ÉclairageLa vieille théorie du sang juif de Hitler
Le chef de la diplomatie russe Sergueï Lavrov s’est fait l’écho de la théorie du sang juif de Hitler qui remonte aux années 1930 déjà. Selon l’historien Claude Quétel, elle n’a jamais été étayée.
- par
- Eric Felley
Le chef de la diplomatie russe Sergueï Lavrov a causé la réprobation quasi générale en parlant du sang juif d’Adolf Hitler, dimanche devant des médias italiens. Selon Moscou, l’opération militaire russe vise à «dénazifier» l’Ukraine. Mais son président Volodymyr Zelensky fait valoir qu’il est lui-même juif et ne peut tolérer le nazisme en Ukraine. «Je peux me tromper, a dit Lavrov, mais Hitler avait aussi du sang juif». Autrement dit, il n’y aurait pas de contradiction à être juif et se comporter comme un nazi.

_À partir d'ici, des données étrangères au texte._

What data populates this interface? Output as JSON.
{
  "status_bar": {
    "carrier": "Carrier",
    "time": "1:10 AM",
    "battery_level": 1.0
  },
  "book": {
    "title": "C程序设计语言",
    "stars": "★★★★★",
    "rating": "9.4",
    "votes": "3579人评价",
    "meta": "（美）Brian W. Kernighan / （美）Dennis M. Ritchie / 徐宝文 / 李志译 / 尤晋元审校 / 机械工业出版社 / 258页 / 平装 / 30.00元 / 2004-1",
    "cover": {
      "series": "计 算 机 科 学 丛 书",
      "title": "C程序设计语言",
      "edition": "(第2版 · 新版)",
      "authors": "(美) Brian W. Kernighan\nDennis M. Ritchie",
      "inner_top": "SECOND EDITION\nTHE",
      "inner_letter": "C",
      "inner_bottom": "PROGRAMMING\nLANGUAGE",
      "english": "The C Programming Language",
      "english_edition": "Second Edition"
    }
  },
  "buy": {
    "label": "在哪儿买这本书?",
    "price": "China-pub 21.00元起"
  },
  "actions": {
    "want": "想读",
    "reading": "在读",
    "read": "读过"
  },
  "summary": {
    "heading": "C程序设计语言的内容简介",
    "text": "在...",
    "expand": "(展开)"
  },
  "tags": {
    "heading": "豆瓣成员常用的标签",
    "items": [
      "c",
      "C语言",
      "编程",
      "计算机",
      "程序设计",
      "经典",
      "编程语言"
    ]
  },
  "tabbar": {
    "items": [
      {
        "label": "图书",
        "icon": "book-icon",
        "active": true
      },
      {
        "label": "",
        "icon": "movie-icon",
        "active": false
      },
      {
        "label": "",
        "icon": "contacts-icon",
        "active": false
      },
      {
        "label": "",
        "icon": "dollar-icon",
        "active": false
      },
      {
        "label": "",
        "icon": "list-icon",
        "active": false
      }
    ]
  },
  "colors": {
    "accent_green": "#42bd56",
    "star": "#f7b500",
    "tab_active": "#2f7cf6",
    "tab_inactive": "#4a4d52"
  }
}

Avant la prise de pouvoir de 1933
Le magazine «L’Express» a interrogé l’historien Claude Quétel, qui vient de publier un ouvrage intitulé «Hitler, Vérités et légendes» qui évoque cette théorie complotiste vieille de 90 ans. Les rumeurs sur le sang juif de Hitler sont apparues avant la prise de pouvoir de Hitler en 1933. Elles étaient propagées par certains de ses adversaires: «Ils suggéraient que le racialisme de Hitler exprimé dans «Mein Kampf» s’expliquait par le fait qu’il voulait exorciser une prétendue ascendance juive. Depuis, cette rumeur, reprise par Sergueï Lavrov, revient de manière sporadique. Les historiens ont démontré que rien ne permettait de l’étayer et qu’elle était fausse».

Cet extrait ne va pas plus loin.